The first Day of Mourning was recognized on April 28, 1984 by the Canadian Labour Congress. The Congress chose April 28 because on that day in 1914, the Workers Compensation Act was given third reading in the Ontario legislature. The British Columbia provincial government recognized its first Day of Mourning on April 28, 1987, and after the Workers Mourning Day Act was passed in December of 1990, the Canadian federal government recognized the first National Day of Mourning in 1991.
In June 1997, Canada, the United States and Mexico launched the first-ever North American Occupational Safety & Health Week. This event was born when the three nations joined together for the North American Free Trade Agreement (NAFTA) talks and government labour representatives discussed the subject of workplace safety. Canada’s representative introduced the idea for NAOSH Week when he suggested that the U.S. and Mexico consider establishing an annual event based on the CSSE’s (Canadian Society for Safety Engineering) Canadian Occupational Health and Safety (COHS) Week, which had been observed since 1986.
Since 1991, the Canadian flag on Parliament Hill in Ottawa has flown at half mast on the National Day of Mourning to honour those Canadians killed or injured on the job. While Canada was the first nation to recognize National Mourning Day, other countries have since followed suit in honour of their own fallen workers. As well, on April 28, 2001, the International Labour Organization first observed World Day for Safety and Health at Work.
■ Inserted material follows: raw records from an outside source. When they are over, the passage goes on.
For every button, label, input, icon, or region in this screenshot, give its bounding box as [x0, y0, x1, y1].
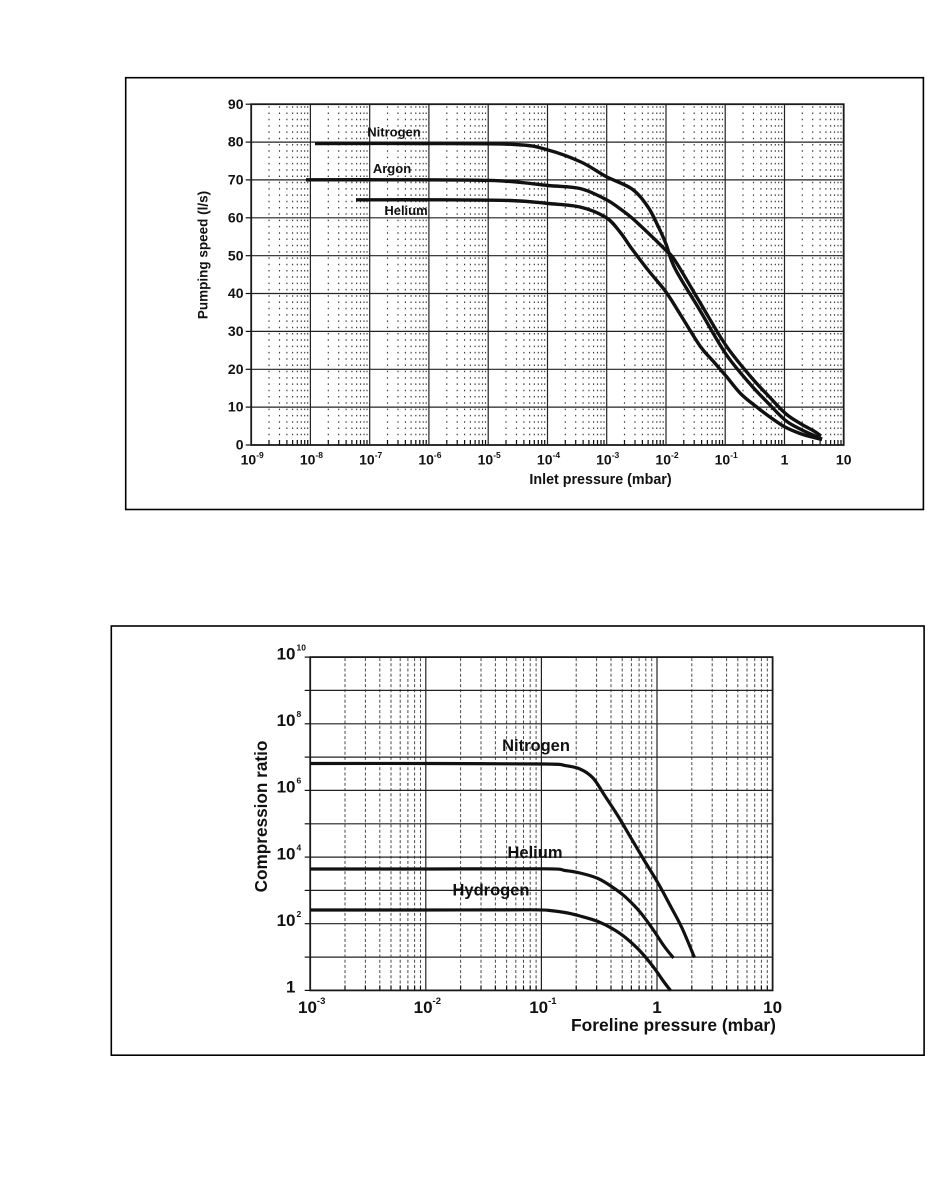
svg-text:10: 10	[277, 644, 296, 663]
svg-text:1: 1	[781, 452, 789, 468]
svg-text:Inlet pressure (mbar): Inlet pressure (mbar)	[529, 472, 671, 488]
svg-text:10: 10	[763, 998, 782, 1017]
svg-text:4: 4	[297, 842, 302, 852]
svg-text:70: 70	[228, 172, 244, 188]
svg-text:0: 0	[236, 437, 244, 453]
svg-text:10: 10	[277, 844, 296, 863]
svg-text:2: 2	[297, 909, 302, 919]
svg-text:Pumping speed (l/s): Pumping speed (l/s)	[196, 191, 211, 319]
svg-text:10: 10	[277, 711, 296, 730]
svg-text:20: 20	[228, 361, 244, 377]
svg-text:60: 60	[228, 209, 244, 225]
svg-text:Helium: Helium	[507, 844, 562, 862]
svg-text:50: 50	[228, 247, 244, 263]
svg-text:30: 30	[228, 323, 244, 339]
svg-text:1: 1	[652, 998, 661, 1017]
svg-text:Foreline pressure (mbar): Foreline pressure (mbar)	[571, 1015, 776, 1035]
svg-text:10: 10	[836, 452, 852, 468]
svg-text:10: 10	[277, 778, 296, 797]
svg-text:10: 10	[277, 911, 296, 930]
svg-text:Hydrogen: Hydrogen	[452, 882, 529, 900]
svg-text:40: 40	[228, 285, 244, 301]
svg-text:90: 90	[228, 96, 244, 112]
svg-text:Argon: Argon	[373, 161, 411, 176]
svg-text:Helium: Helium	[384, 203, 427, 218]
svg-text:10: 10	[228, 399, 244, 415]
svg-text:10: 10	[297, 642, 307, 652]
svg-text:6: 6	[297, 776, 302, 786]
svg-text:80: 80	[228, 134, 244, 150]
svg-text:1: 1	[286, 978, 295, 997]
svg-text:Compression ratio: Compression ratio	[251, 741, 271, 893]
svg-text:Nitrogen: Nitrogen	[367, 124, 421, 139]
svg-text:Nitrogen: Nitrogen	[502, 737, 570, 755]
svg-text:8: 8	[297, 709, 302, 719]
Also in 2001, WorkSafeBC, the BC Federation of Labour and the Business Council of British Columbia dedicated a permanent workers’ memorial in the Sanctuary at Hastings Park in Vancouver. Besides the Hastings Park memorial, WorkSafeBC has sponsored approximately 45 permanent worker memorial sites throughout British Columbia.
The National Day of Mourning takes place on Monday, April 28, 2008. Numerous communities across British Columbia hold public ceremonies on April 28, and take part by observing a moment of silence, flying their flags at half mast and/or planting memorial trees. A ceremony co-hosted by WorkSafeBC, the BC Federation of Labour and the Business Council of British Columbia will be held at the Workers’ Memorial at Hastings Park in Vancouver, BC at 10:00am on April 28. Everyone is welcome to attend the ceremony and pay tribute to BC’s fallen and injured workers.